Prices for some agricultural goods and processed foods remained higher while petroleum-product prices fell on the year for the month, according to the statistics office.

Compared with the prior month, the CPI edged up 0.1% in April, compared with the WSJ poll’s median forecast of being flat. In March, consumer prices rose 0.2% from the previous month.

Core CPI, which excludes volatile food and energy prices, rose 2.1% from a year earlier in April and increased 0.4% from the previous month. In March, it gained 1.9% on year and 0.2% on month.

The Bank of Korea last month paused the easing cycle it started in November 2024, as it gauged the impact of previous rate cuts and how best to support the economy facing a severe hit from President Trump’s sweeping tariffs.
South Korean exports, which account for nearly half its gross domestic product, continued rising in April thanks to robust demand for chips, which are exempt from tariffs, but cracks are emerging. Auto exports took a hit from Trump’s levies, and shipments of South Korean goods to the U.S. fell.

South Korea’s gross domestic product shrank 0.1% from a year earlier and 0.2% from the previous quarter in the January-to-March period, after large-scale wildfires and political turmoil over its president’s impeachment suppressed consumer sentiment and business activities.

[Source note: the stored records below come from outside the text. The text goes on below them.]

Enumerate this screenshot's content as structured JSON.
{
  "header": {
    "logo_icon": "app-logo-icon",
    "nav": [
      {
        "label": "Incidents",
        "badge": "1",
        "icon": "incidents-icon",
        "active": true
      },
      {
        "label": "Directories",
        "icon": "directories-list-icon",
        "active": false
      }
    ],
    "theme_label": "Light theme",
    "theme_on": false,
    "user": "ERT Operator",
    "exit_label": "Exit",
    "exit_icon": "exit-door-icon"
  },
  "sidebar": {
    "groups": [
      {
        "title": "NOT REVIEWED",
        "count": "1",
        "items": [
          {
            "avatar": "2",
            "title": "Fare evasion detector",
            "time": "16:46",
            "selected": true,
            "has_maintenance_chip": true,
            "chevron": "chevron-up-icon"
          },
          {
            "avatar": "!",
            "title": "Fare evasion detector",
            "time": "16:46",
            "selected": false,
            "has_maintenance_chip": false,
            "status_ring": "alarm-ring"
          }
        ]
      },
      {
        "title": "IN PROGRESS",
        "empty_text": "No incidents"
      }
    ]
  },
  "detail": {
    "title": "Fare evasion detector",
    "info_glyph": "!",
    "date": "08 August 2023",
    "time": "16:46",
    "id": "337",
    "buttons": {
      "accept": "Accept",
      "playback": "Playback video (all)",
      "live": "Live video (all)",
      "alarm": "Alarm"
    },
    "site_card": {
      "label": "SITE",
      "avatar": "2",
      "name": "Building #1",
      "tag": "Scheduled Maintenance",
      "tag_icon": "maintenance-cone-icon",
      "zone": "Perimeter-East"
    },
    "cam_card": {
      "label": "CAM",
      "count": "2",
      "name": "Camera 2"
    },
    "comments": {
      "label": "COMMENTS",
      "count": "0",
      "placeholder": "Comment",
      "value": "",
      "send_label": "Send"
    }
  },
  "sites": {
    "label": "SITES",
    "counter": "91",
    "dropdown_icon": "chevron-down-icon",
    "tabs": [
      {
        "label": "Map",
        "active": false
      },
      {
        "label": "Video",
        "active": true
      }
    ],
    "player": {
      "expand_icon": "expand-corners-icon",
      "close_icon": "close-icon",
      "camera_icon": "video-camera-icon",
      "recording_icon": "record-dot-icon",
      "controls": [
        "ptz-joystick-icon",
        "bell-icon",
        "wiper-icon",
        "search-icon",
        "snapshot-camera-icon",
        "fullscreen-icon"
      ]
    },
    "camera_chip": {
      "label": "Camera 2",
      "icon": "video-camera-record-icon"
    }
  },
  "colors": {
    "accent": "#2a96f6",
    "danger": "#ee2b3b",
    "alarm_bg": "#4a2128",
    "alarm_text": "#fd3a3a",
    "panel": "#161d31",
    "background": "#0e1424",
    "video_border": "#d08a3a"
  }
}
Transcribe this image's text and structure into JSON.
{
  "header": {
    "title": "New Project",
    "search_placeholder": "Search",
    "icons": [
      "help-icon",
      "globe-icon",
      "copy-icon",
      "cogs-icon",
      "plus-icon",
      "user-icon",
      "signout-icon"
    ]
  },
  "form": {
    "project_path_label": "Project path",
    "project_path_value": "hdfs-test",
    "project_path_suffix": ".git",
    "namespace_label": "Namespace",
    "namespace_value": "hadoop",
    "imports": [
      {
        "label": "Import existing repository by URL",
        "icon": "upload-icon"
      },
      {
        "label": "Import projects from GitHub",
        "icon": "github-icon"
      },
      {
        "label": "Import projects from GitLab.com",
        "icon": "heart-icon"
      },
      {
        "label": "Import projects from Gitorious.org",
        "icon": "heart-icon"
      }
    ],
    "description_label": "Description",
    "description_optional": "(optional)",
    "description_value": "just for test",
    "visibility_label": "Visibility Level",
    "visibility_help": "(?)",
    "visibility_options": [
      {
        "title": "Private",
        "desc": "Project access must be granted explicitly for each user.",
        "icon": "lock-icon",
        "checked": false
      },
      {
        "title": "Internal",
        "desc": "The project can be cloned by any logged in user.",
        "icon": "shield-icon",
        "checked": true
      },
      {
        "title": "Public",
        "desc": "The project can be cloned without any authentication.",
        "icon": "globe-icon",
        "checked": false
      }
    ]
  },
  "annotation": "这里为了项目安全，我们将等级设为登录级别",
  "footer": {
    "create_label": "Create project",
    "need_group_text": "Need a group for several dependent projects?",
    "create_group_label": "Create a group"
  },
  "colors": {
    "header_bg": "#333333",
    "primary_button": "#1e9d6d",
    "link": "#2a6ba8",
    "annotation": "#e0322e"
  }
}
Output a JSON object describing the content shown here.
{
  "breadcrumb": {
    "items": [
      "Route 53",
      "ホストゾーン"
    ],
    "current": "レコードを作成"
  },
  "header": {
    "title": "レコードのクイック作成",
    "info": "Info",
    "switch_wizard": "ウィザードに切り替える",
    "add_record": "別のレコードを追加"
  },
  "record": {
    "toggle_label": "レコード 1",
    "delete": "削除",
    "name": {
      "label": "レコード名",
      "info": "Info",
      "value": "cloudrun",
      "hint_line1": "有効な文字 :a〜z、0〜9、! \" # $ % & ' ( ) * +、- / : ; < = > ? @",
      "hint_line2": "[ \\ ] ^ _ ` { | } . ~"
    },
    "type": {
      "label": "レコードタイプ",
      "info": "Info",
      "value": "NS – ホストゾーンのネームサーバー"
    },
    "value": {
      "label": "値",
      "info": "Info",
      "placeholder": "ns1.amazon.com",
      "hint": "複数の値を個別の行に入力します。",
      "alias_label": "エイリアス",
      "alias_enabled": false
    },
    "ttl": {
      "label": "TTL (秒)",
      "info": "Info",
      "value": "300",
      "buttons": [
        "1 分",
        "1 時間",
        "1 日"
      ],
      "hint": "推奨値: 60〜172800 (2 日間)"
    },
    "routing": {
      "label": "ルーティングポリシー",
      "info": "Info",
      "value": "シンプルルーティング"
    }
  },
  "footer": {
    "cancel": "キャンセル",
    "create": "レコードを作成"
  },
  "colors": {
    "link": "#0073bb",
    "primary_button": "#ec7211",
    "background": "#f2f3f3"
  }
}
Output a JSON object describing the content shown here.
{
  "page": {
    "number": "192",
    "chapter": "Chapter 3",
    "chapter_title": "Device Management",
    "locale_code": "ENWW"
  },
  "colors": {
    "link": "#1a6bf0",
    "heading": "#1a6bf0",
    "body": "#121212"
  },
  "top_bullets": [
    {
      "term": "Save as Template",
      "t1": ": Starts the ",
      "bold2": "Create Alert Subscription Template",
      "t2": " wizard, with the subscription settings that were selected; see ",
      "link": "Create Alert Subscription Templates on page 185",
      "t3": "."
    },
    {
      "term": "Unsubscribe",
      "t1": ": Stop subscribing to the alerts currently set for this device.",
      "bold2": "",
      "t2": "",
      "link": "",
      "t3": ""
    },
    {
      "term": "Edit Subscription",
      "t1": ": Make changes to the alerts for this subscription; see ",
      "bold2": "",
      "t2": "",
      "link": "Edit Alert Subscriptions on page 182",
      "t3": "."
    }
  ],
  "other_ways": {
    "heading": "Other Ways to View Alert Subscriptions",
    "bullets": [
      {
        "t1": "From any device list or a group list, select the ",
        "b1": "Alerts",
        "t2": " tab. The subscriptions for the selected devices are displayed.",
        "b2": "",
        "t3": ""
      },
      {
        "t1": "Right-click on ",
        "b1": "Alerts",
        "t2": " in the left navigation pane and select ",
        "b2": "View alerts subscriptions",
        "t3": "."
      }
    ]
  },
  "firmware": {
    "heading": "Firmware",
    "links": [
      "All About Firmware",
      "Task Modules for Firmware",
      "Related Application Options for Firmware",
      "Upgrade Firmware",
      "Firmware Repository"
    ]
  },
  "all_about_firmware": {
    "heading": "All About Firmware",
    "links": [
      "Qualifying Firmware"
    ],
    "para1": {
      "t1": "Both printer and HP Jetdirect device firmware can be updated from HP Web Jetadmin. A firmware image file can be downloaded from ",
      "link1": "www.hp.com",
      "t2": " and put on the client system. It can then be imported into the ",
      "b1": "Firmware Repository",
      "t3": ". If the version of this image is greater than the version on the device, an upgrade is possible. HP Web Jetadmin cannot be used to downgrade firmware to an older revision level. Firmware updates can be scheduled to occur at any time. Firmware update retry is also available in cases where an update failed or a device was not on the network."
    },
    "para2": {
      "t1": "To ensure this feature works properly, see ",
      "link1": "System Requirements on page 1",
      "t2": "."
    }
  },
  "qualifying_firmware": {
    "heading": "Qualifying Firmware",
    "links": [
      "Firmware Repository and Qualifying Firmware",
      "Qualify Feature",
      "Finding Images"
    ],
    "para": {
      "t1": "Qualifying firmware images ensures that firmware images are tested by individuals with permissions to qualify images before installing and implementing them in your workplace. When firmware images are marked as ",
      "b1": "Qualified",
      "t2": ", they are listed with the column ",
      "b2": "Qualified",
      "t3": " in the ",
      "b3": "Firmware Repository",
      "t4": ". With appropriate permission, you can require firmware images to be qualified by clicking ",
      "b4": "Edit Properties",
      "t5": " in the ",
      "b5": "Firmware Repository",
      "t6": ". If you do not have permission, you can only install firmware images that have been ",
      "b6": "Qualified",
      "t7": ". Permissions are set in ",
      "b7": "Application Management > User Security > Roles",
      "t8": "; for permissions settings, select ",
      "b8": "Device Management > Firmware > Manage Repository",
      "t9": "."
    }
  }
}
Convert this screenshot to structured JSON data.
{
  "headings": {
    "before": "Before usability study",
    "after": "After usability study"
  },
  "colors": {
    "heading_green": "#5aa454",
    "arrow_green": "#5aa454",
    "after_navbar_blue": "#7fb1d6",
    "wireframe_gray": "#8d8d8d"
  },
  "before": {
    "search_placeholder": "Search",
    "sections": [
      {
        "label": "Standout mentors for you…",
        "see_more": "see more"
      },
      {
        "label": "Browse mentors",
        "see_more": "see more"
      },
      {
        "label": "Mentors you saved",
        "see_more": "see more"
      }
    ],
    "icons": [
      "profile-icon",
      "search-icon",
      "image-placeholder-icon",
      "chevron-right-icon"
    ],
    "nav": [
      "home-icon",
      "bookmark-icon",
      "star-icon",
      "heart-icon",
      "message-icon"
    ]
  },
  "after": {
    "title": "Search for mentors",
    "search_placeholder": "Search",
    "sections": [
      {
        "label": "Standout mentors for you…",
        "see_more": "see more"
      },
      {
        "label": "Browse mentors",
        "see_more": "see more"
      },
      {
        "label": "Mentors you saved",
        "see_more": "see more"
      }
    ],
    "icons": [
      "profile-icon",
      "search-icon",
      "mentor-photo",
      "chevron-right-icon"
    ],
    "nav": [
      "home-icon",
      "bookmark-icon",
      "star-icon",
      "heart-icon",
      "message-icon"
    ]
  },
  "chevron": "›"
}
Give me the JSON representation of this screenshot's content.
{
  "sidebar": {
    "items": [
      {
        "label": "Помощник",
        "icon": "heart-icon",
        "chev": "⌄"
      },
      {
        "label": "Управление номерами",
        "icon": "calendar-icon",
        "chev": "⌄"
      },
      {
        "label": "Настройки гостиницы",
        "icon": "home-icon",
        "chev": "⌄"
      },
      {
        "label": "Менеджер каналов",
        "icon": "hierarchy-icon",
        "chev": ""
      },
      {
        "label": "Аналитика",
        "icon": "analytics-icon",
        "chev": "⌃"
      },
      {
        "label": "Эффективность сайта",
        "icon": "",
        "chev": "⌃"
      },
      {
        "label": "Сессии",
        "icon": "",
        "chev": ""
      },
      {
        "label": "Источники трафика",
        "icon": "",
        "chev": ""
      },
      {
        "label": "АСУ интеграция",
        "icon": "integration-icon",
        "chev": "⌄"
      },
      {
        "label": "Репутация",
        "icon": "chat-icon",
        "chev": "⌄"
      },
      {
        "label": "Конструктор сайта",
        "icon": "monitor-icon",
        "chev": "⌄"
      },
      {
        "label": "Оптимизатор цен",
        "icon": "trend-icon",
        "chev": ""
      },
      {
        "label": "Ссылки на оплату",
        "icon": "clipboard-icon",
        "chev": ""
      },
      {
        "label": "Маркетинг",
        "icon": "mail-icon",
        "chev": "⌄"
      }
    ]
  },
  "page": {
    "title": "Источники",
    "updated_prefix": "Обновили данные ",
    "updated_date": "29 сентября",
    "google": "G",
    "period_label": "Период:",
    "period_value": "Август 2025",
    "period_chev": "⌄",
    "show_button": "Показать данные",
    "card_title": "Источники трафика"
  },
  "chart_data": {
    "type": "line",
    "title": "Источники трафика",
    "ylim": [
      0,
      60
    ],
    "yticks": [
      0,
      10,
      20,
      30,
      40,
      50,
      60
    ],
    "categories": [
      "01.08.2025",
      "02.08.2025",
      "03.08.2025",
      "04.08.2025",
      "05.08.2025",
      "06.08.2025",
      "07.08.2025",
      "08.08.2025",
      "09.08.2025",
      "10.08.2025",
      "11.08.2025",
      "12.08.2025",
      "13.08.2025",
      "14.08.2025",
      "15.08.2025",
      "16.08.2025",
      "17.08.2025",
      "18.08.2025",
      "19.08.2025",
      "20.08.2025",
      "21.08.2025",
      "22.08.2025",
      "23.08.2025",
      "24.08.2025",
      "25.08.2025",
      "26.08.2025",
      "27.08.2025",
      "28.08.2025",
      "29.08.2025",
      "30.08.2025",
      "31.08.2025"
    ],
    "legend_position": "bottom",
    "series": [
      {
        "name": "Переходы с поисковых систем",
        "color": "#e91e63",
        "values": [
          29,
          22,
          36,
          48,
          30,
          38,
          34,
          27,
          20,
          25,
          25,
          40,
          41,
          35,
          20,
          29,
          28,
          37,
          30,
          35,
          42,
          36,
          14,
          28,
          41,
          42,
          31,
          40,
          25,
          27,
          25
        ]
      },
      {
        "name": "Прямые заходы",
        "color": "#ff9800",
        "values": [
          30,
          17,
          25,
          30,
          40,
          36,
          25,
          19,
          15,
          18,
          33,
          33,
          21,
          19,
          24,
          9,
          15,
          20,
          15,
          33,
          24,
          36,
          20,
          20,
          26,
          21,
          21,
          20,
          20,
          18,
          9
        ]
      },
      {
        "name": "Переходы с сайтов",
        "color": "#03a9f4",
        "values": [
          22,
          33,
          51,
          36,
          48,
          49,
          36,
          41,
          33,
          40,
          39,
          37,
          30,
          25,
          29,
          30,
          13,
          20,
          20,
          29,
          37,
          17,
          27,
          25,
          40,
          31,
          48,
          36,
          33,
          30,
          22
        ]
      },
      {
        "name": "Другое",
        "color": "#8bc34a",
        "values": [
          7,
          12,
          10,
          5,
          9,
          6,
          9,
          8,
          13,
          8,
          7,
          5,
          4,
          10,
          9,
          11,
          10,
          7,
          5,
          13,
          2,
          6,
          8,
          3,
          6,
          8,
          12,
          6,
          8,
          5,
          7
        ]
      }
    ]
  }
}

The Bank of Korea has signaled that it will lower its growth outlook for the country in May after having cut its 2025 GDP growth forecast in February to 1.5% from 1.9%.

The central bank expects inflation to average 1.9% this year, a tad below its annual target.

With inflation subdued and growth momentum cooling in the country, most economists expect rate cuts to resume in May.